States have lost $1 billion due to prediction markets: Gaming association
The rise of prediction markets has had a significant impact on state tax revenue, with the American Gaming Association estimating that states have missed out on over $1 billion in tax revenue as a result. This loss of revenue has consequences for communities, as the taxes collected on regulated gambling help fund important community projects.
In a recent appearance on CNBC’s “Squawk Box,” American Gaming Association president and CEO Bill Miller highlighted the impact of prediction markets on state and tribal revenue. Miller described prediction markets as “backdoor sports betting,” emphasizing that they are not regulated in the same way as traditional sportsbooks. This lack of regulation has led to states and tribes losing out on crucial revenue that could benefit their communities.
States have raised concerns about prediction markets, arguing that sports event contracts offered by these platforms amount to sports gambling and should be subject to local regulatory frameworks. However, the Commodity Futures Trading Commission (CFTC) views these contracts as falling within its jurisdiction to regulate swaps and derivatives, leading to legal disputes between states and the CFTC.
President Donald Trump recently voiced his support for the CFTC’s jurisdiction over prediction markets, highlighting the importance of maintaining regulatory oversight in this space. The Office of Management and Budget is currently reviewing a proposal for the CFTC to regulate prediction markets, further emphasizing the need for clear regulatory guidelines in this emerging industry.
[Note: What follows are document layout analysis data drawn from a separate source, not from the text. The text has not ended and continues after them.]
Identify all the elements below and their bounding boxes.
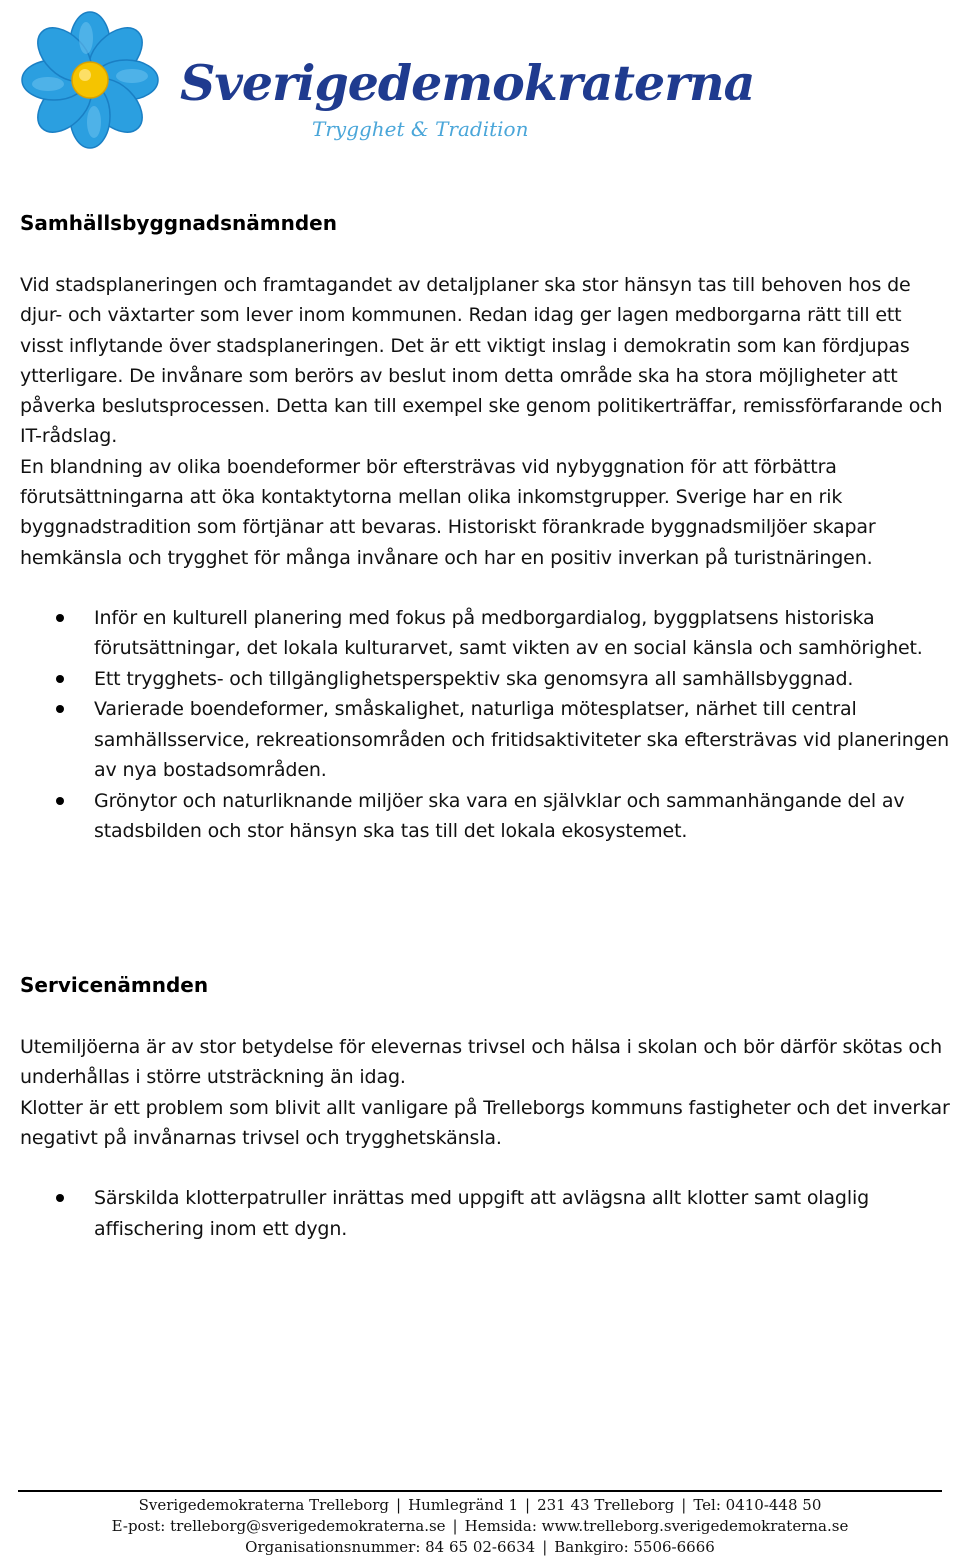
footer-separator: |: [681, 1496, 687, 1514]
logo-tagline: Trygghet & Tradition: [312, 117, 529, 141]
bullet-icon: [56, 1194, 64, 1202]
list-item-text: Varierade boendeformer, småskalighet, naturliga mötesplatser, närhet till central samhällsservice, rekreationsområden och fritidsaktiviteter ska eftersträvas vid planeringen av nya bostadsområden.: [94, 698, 949, 782]
footer-postal: 231 43 Trelleborg: [537, 1496, 675, 1514]
footer-org: Sverigedemokraterna Trelleborg: [138, 1496, 389, 1514]
logo-wordmark: Sverigedemokraterna: [180, 54, 755, 112]
footer-separator: |: [396, 1496, 402, 1514]
footer-website: Hemsida: www.trelleborg.sverigedemokraterna.se: [464, 1517, 849, 1535]
flower-icon: [22, 12, 158, 148]
footer-separator: |: [452, 1517, 458, 1535]
bullet-list: [20, 603, 950, 847]
list-item-text: Inför en kulturell planering med fokus på medborgardialog, byggplatsens historiska förutsättningar, det lokala kulturarvet, samt vikten av en social känsla och samhörighet.: [94, 606, 923, 660]
list-item-text: Grönytor och naturliknande miljöer ska vara en självklar och sammanhängande del av stadsbilden och stor hänsyn ska tas till det lokala ekosystemet.: [94, 789, 905, 843]
list-item: [20, 664, 950, 695]
paragraph: Klotter är ett problem som blivit allt vanligare på Trelleborgs kommuns fastigheter och det inverkar negativt på invånarnas trivsel och trygghetskänsla.: [20, 1096, 950, 1149]
footer-line-3: [18, 1537, 942, 1558]
paragraph: Vid stadsplaneringen och framtagandet av detaljplaner ska stor hänsyn tas till behoven hos de djur- och växtarter som lever inom kommunen. Redan idag ger lagen medborgarna rätt till ett visst inflytande över stadsplaneringen. Det är ett viktigt inslag i demokratin som kan fördjupas ytterligare. De invånare som berörs av beslut inom detta område ska ha stora möjligheter att påverka beslutsprocessen. Detta kan till exempel ske genom politikerträffar, remissförfarande och IT-rådslag.: [20, 274, 943, 448]
footer-bankgiro: Bankgiro: 5506-6666: [554, 1538, 715, 1556]
party-logo: [12, 8, 755, 158]
section-samhallsbyggnad: [20, 208, 950, 847]
footer-line-1: [18, 1495, 942, 1516]
list-item: [20, 786, 950, 847]
footer-email: E-post: trelleborg@sverigedemokraterna.se: [111, 1517, 446, 1535]
bullet-icon: [56, 705, 64, 713]
list-item: [20, 694, 950, 786]
footer-street: Humlegränd 1: [408, 1496, 518, 1514]
list-item: [20, 1183, 950, 1244]
bullet-icon: [56, 614, 64, 622]
bullet-icon: [56, 675, 64, 683]
bullet-icon: [56, 797, 64, 805]
list-item: [20, 603, 950, 664]
paragraph: En blandning av olika boendeformer bör eftersträvas vid nybyggnation för att förbättra förutsättningarna att öka kontaktytorna mellan olika inkomstgrupper. Sverige har en rik byggnadstradition som förtjänar att bevaras. Historiskt förankrade byggnadsmiljöer skapar hemkänsla och trygghet för många invånare och har en positiv inverkan på turistnäringen.: [20, 455, 876, 569]
footer-orgnr: Organisationsnummer: 84 65 02-6634: [245, 1538, 536, 1556]
bullet-list: [20, 1183, 950, 1244]
footer-phone: Tel: 0410-448 50: [693, 1496, 822, 1514]
footer-separator: |: [542, 1538, 548, 1556]
section-servicenamnden: [20, 970, 950, 1244]
footer-line-2: [18, 1516, 942, 1537]
list-item-text: Ett trygghets- och tillgänglighetsperspektiv ska genomsyra all samhällsbyggnad.: [94, 667, 854, 690]
footer-separator: |: [525, 1496, 531, 1514]
list-item-text: Särskilda klotterpatruller inrättas med uppgift att avlägsna allt klotter samt olaglig affischering inom ett dygn.: [94, 1187, 870, 1240]
paragraph: Utemiljöerna är av stor betydelse för elevernas trivsel och hälsa i skolan och bör därför skötas och underhållas i större utsträckning än idag.: [20, 1036, 943, 1089]
page-footer: [18, 1490, 942, 1558]
section-heading: Samhällsbyggnadsnämnden: [20, 211, 337, 235]
section-heading: Servicenämnden: [20, 973, 209, 997]
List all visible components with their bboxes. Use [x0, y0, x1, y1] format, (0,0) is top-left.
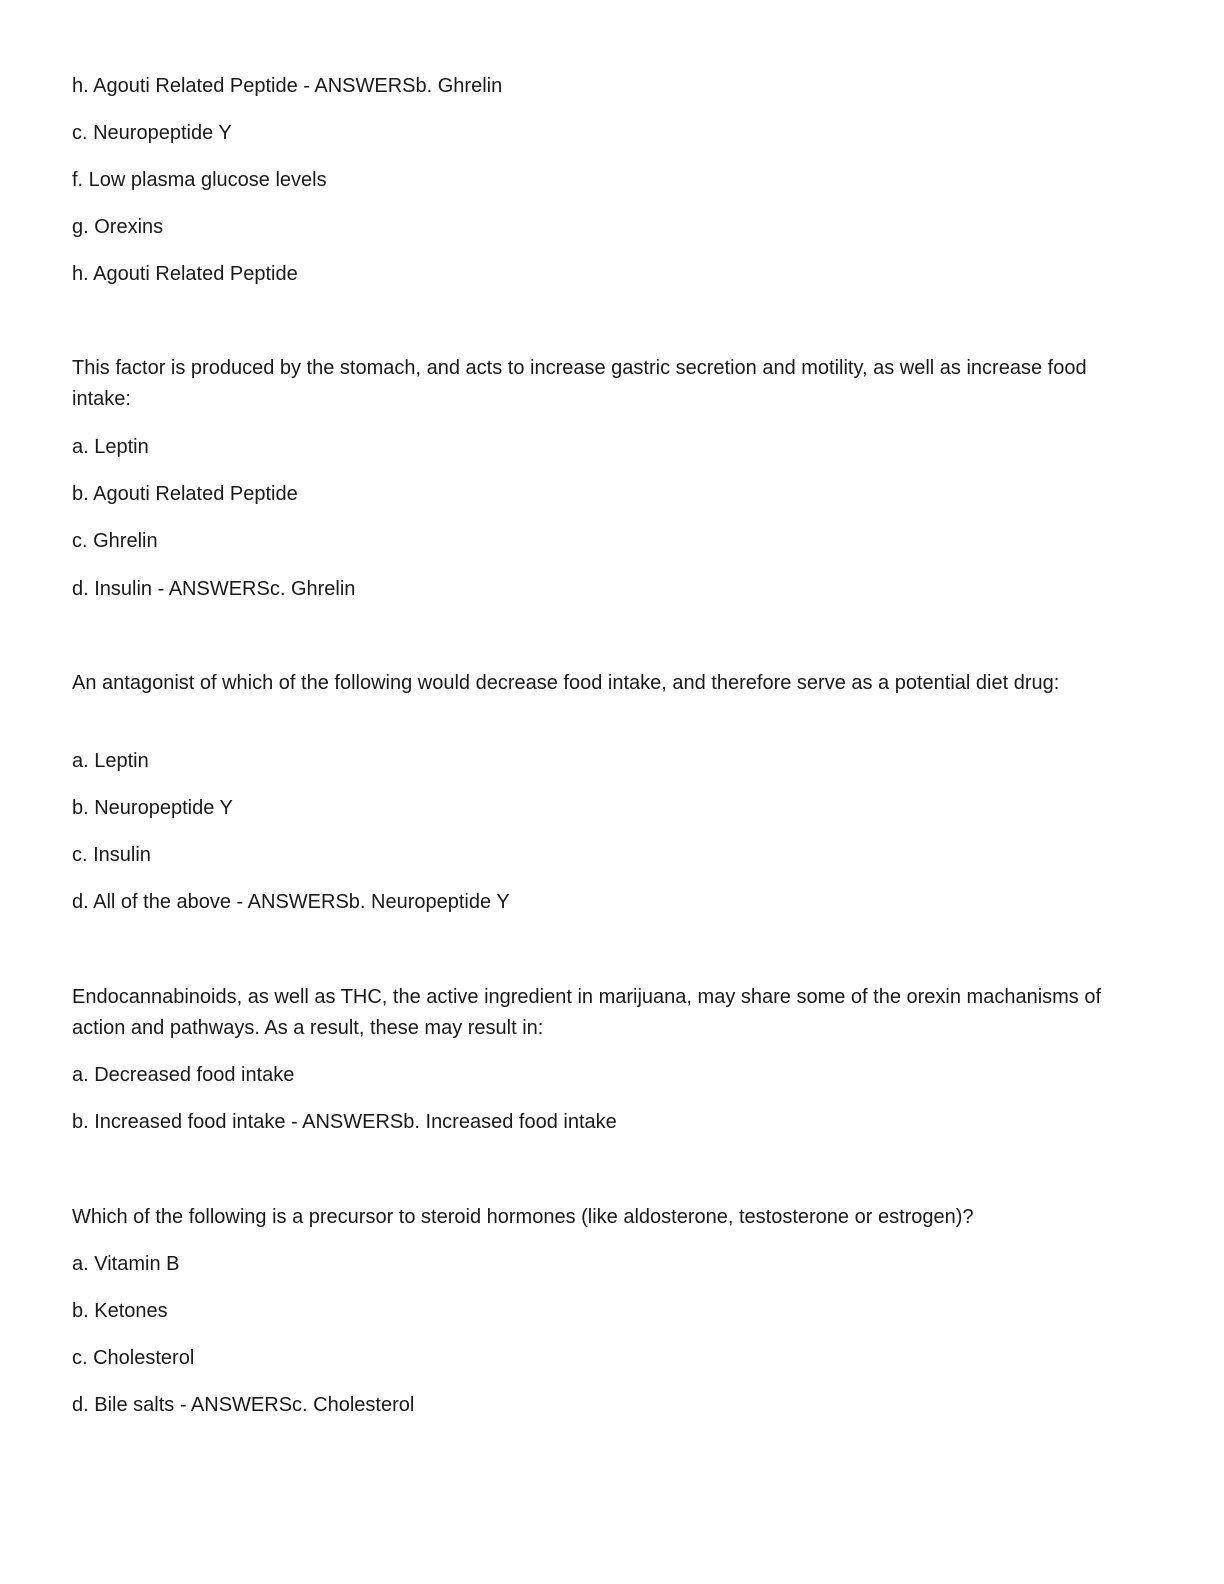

Prediction market platforms, on the other hand, argue that they offer economic utility beyond sports betting, with contracts related to macroeconomic events and politics. The Coalition for Prediction Markets, which represents platforms like Kalshi, Coinbase, and Robinhood, has disputed the American Gaming Association’s estimates, questioning the validity of the $1 billion figure.
In response to the criticism, Kalshi spokesperson Elisabeth Diana dismissed the association’s claims as “fake math” driven by concerns from the casino industry about losing market share. Diana emphasized the growth of the U.S. gaming industry, pointing to record-high revenue figures and suggesting that prediction markets offer a fairer and less predatory alternative to traditional casinos.
Overall, the debate surrounding prediction markets and their impact on state tax revenue continues to unfold, with stakeholders on both sides advocating for their respective positions. As regulatory authorities and industry players navigate this evolving landscape, the future of prediction markets remains uncertain but undoubtedly impactful on the broader gambling industry.